Pence spoke in Montenegro, which joined NATO this year in defiance of Russia, on the final leg of a tour designed to reassure Eastern Europe of Washington’s commitment to its security despite doubts sowed by President Donald Trump’s lukewarm support for the Western military alliance.
Montenegro, a former Yugoslav republic with a population of 680,000 and an army of 2,000, became NATO’s 29th member in June, eight months after Podgorica accused Russian spies of orchestrating an attempted coup to derail the accession.
Moscow dismissed the accusations as anti-Russian hysteria and warned of retaliation against Montenegro’s “hostile course”.
“As you all know, Russia continues to seek to redraw international borders by force and, here in the Western Balkans, Russia has worked to destabilize the region, undermine democracies and divide you from each other and from the rest of Europe,” Pence told a summit attended by leaders of NATO members Montenegro, Croatia, Albania and Slovenia, as well as Serbia, Bosnia, Macedonia and Kosovo.
“I can assure you the United States of America rejects any attempt to use force, threats or intimidation in this region or beyond,” he said.
Speaking earlier in the day, Pence underscored Washington’s commitment to Euro-Atlantic ties, a commitment many in Europe questioned after Trump lambasted NATO as “obsolete” and argued in favor of better relations with Russia.
“We truly believe the future of the Western Balkans is in the West,” he told reporters, “and we look forward to reaffirming the commitment of the United States to build the relationships that will strengthen the ties between the European community, the Western Balkans and the United States of America.”
The West says Russia is increasingly engaged in the former Yugoslavia, particularly among fellow Orthodox Christians in Serbia, Montenegro, Macedonia and Bosnia.
Serbia, as the largest of the states to emerge from the ashes of socialist federal Yugoslavia in the 1990s, has become a focus of Russian attention as Belgrade pursues an increasingly difficult balancing act between European Union membership aspirations and a popular affinity for Russia.

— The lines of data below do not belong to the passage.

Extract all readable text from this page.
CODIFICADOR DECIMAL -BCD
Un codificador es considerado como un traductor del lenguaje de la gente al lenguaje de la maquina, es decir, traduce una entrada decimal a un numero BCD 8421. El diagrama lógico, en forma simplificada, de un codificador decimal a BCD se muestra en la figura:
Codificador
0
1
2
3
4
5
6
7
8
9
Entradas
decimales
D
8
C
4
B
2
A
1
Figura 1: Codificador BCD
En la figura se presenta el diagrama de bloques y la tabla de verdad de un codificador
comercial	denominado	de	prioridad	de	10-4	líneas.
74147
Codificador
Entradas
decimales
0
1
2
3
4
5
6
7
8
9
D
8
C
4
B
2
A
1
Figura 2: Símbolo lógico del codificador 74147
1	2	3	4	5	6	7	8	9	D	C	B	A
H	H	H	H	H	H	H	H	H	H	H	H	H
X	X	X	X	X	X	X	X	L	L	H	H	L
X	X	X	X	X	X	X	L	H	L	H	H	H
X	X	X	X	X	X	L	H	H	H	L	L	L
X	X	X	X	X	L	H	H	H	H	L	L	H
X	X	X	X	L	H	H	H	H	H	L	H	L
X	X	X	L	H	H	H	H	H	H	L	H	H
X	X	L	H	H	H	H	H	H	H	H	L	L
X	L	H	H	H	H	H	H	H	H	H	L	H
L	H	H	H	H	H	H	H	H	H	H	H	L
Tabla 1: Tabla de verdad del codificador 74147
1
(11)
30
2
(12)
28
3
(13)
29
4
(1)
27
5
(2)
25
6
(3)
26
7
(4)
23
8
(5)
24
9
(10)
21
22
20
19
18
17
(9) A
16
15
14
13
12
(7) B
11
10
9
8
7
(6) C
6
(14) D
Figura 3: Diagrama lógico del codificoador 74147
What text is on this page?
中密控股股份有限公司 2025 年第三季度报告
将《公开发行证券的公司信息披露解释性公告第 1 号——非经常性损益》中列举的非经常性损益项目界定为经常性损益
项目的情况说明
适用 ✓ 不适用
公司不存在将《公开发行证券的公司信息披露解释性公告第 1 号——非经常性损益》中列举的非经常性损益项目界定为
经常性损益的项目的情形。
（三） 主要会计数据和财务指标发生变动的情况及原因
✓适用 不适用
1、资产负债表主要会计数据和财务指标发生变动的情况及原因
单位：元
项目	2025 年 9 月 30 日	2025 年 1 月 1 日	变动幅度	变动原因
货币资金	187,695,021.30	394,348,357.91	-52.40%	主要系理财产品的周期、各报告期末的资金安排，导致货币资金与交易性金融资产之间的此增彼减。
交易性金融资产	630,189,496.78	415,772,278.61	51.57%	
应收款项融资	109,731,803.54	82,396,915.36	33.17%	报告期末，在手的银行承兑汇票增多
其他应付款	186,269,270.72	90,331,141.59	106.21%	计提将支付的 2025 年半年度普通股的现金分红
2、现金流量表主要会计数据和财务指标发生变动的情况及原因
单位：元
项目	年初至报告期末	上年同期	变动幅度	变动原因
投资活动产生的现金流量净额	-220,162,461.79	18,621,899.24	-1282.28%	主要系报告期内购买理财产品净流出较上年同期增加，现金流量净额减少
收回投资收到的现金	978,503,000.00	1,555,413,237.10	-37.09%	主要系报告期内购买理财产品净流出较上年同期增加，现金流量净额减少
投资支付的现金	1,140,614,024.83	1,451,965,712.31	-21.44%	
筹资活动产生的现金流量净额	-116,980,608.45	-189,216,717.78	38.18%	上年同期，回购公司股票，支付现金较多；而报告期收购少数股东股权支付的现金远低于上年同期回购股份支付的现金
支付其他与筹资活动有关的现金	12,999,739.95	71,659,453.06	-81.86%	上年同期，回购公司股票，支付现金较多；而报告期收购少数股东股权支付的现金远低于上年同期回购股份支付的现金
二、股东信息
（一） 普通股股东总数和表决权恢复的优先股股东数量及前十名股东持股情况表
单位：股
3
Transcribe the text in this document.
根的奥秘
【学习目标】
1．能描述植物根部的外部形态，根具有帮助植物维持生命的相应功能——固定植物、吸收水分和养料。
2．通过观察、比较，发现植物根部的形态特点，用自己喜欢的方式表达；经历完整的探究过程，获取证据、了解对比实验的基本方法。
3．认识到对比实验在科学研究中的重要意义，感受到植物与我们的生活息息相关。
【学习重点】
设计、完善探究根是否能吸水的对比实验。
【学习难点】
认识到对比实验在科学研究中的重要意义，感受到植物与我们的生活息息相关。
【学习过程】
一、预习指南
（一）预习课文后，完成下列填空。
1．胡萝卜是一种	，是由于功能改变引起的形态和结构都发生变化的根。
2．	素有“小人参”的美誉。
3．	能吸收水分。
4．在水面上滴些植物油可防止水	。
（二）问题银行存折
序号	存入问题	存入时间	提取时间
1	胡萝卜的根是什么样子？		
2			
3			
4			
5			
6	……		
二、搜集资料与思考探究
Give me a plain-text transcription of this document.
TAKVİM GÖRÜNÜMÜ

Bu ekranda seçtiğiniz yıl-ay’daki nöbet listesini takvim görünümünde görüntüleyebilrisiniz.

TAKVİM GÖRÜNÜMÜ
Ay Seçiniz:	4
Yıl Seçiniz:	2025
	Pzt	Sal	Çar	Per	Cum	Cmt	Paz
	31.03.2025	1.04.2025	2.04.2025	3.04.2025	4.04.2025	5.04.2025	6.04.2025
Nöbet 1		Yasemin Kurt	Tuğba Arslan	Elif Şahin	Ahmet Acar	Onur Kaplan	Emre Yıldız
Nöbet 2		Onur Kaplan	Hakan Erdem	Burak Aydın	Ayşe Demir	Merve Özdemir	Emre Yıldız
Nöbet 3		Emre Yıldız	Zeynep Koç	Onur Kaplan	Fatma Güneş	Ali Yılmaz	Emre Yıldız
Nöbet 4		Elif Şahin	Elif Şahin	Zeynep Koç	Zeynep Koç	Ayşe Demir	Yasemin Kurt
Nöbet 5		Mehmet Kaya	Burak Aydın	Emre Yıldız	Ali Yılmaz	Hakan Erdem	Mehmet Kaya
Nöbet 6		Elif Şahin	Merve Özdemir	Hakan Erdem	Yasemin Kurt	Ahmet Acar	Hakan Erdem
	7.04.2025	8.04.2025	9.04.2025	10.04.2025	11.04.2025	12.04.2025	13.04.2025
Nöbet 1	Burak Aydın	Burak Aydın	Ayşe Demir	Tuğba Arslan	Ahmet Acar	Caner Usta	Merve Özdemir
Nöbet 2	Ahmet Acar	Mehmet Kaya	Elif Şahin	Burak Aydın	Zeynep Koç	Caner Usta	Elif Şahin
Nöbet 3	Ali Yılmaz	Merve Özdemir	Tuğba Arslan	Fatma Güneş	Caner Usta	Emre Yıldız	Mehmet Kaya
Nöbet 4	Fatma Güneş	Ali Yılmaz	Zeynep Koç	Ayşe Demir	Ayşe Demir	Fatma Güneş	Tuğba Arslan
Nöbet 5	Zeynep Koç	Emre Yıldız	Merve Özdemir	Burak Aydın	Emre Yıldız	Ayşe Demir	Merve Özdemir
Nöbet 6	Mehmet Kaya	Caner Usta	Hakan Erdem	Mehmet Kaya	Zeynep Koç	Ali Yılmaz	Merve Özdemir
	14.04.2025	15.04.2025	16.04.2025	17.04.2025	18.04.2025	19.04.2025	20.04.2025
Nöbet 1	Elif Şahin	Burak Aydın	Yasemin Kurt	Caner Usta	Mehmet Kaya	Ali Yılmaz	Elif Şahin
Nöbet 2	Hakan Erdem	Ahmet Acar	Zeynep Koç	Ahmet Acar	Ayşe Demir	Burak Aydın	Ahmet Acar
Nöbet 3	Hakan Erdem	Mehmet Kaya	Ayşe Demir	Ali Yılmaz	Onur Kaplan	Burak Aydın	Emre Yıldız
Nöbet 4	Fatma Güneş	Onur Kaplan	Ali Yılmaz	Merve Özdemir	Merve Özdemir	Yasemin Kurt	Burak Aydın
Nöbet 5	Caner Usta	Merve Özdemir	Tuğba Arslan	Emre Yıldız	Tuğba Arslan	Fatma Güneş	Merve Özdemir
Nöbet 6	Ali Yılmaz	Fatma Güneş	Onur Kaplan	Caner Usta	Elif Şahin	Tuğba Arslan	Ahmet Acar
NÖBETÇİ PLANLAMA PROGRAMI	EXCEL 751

Russia strongly opposed NATO accession for Montenegro, whose deep-water Adriatic ports can support naval operations in the Mediterranean.
Pence, addressing a dinner on Tuesday evening, said Montenegro’s determination to press ahead with NATO accession in the face of Russian pressure “inspires the world.”
He arrived in the Balkans from ex-Soviet Georgia, which fought a brief war with Russia in 2008 over the breakaway enclave of South Ossetia. He also visited Estonia, telling leaders of the Baltic states they could count on U.S. support if they faced aggression from Russia.
In the wake of Russia’s 2014 annexation of Ukraine’s Crimean peninsula, its intervention in eastern Ukraine and the conflict in Georgia, Eastern Europe is watching nervously the prospect of large-scale military exercises next month on Russia’s Western borders, which NATO officials believe could involve more than 100,000 troops.